Don’t get me wrong. I’m not a lentil loving liberal who is still breastfeeding my 9 year old. I want my three kids to be independent and capable young people. But they have their whole lives to fend for themselves, to lay awake at night not knowing the answers to many of life’s questions and to wash up their own mug of cocoa.

As I kiss my babies heads good night each day, not in my wildest dreams can I imagine giving that up in just two tender years time. Is that selfish of me? Am I depriving them – by depriving them of daily displays of affection? Surely the fuel of love that keeps them going is a right in childhood. I don’t want them to learn to live without love before they get teenage acne. It’s hard enough then. Cuddles, love – even the friendly fire of family breakfast banter is what powers kids up for the day. They have to fend for themselves on their way to school, around school and home. Must they do it all night and all weekend too?

I am not sure there will be any other species on earth that could relate to sending their young out before they need to fend for themselves. The notion of outsourcing elements of my children’s socialization seems wrong and not just because I am a parent myself now.

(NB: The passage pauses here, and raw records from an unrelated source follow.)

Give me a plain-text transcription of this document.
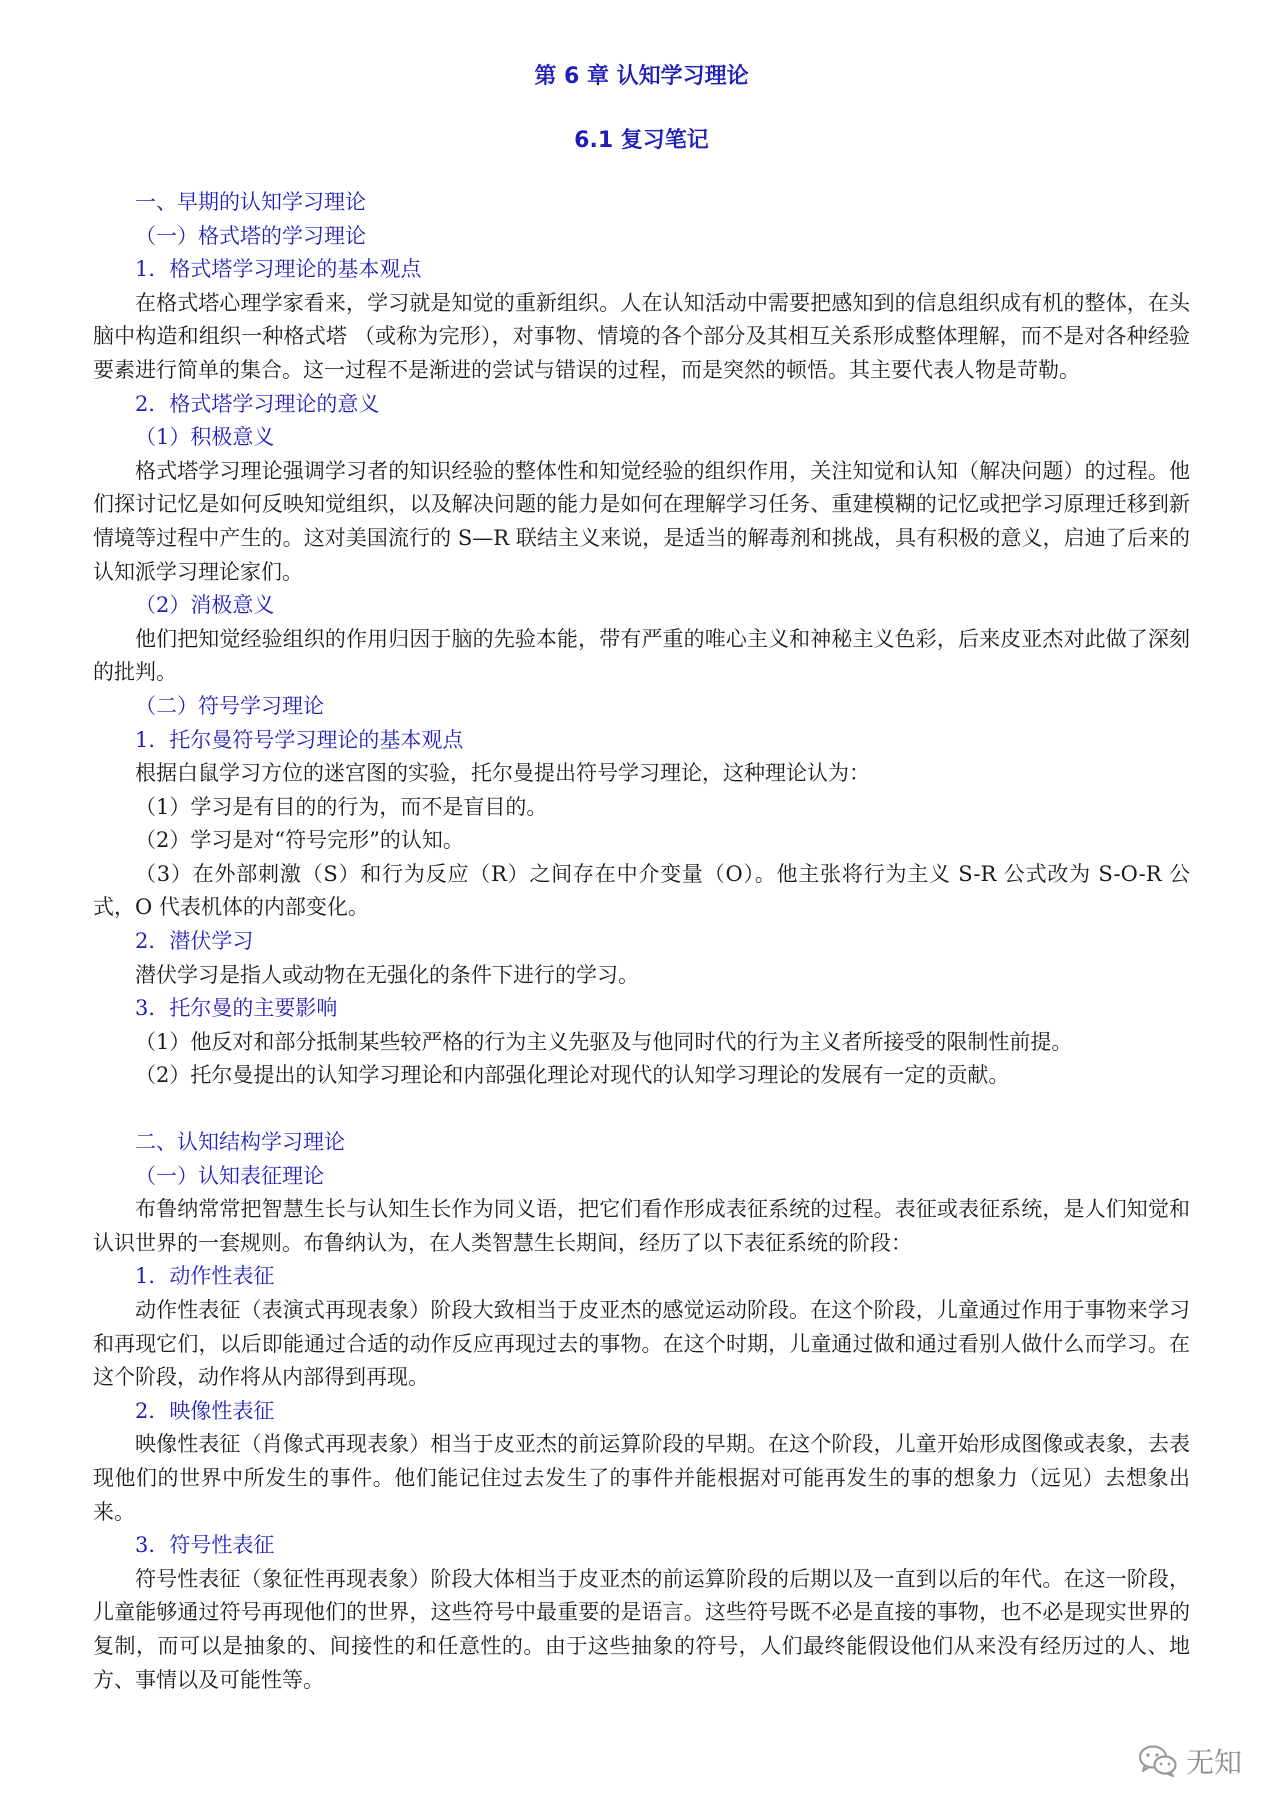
第 6 章 认知学习理论
6.1 复习笔记

一、早期的认知学习理论

（一）格式塔的学习理论

1．格式塔学习理论的基本观点

在格式塔心理学家看来，学习就是知觉的重新组织。人在认知活动中需要把感知到的信息组织成有机的整体，在头脑中构造和组织一种格式塔 （或称为完形），对事物、情境的各个部分及其相互关系形成整体理解，而不是对各种经验要素进行简单的集合。这一过程不是渐进的尝试与错误的过程，而是突然的顿悟。其主要代表人物是苛勒。

2．格式塔学习理论的意义

（1）积极意义

格式塔学习理论强调学习者的知识经验的整体性和知觉经验的组织作用，关注知觉和认知（解决问题）的过程。他们探讨记忆是如何反映知觉组织，以及解决问题的能力是如何在理解学习任务、重建模糊的记忆或把学习原理迁移到新情境等过程中产生的。这对美国流行的 S—R 联结主义来说，是适当的解毒剂和挑战，具有积极的意义，启迪了后来的认知派学习理论家们。

（2）消极意义

他们把知觉经验组织的作用归因于脑的先验本能，带有严重的唯心主义和神秘主义色彩，后来皮亚杰对此做了深刻的批判。

（二）符号学习理论

1．托尔曼符号学习理论的基本观点

根据白鼠学习方位的迷宫图的实验，托尔曼提出符号学习理论，这种理论认为：

（1）学习是有目的的行为，而不是盲目的。

（2）学习是对“符号完形”的认知。

（3）在外部刺激（S）和行为反应（R）之间存在中介变量（O）。他主张将行为主义 S-R 公式改为 S-O-R 公式，O 代表机体的内部变化。

2．潜伏学习

潜伏学习是指人或动物在无强化的条件下进行的学习。

3．托尔曼的主要影响

（1）他反对和部分抵制某些较严格的行为主义先驱及与他同时代的行为主义者所接受的限制性前提。

（2）托尔曼提出的认知学习理论和内部强化理论对现代的认知学习理论的发展有一定的贡献。

二、认知结构学习理论

（一）认知表征理论

布鲁纳常常把智慧生长与认知生长作为同义语，把它们看作形成表征系统的过程。表征或表征系统，是人们知觉和认识世界的一套规则。布鲁纳认为，在人类智慧生长期间，经历了以下表征系统的阶段：

1．动作性表征

动作性表征（表演式再现表象）阶段大致相当于皮亚杰的感觉运动阶段。在这个阶段，儿童通过作用于事物来学习和再现它们，以后即能通过合适的动作反应再现过去的事物。在这个时期，儿童通过做和通过看别人做什么而学习。在这个阶段，动作将从内部得到再现。

2．映像性表征

映像性表征（肖像式再现表象）相当于皮亚杰的前运算阶段的早期。在这个阶段，儿童开始形成图像或表象，去表现他们的世界中所发生的事件。他们能记住过去发生了的事件并能根据对可能再发生的事的想象力（远见）去想象出来。

3．符号性表征

符号性表征（象征性再现表象）阶段大体相当于皮亚杰的前运算阶段的后期以及一直到以后的年代。在这一阶段，儿童能够通过符号再现他们的世界，这些符号中最重要的是语言。这些符号既不必是直接的事物，也不必是现实世界的复制，而可以是抽象的、间接性的和任意性的。由于这些抽象的符号，人们最终能假设他们从来没有经历过的人、地方、事情以及可能性等。

无知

So despite having loved boarding school myself, I very much put that down to the reality it protected me from at home. Because believe me the alternative must have been pretty ropey if I would rather have hand-washed my own pants.

Therefore when it comes to the magic of midnight feasts, meeting boys on the Downs, smoking in tiny toilets and barely doing any homework for two years, mum’s the word till my kids go to university.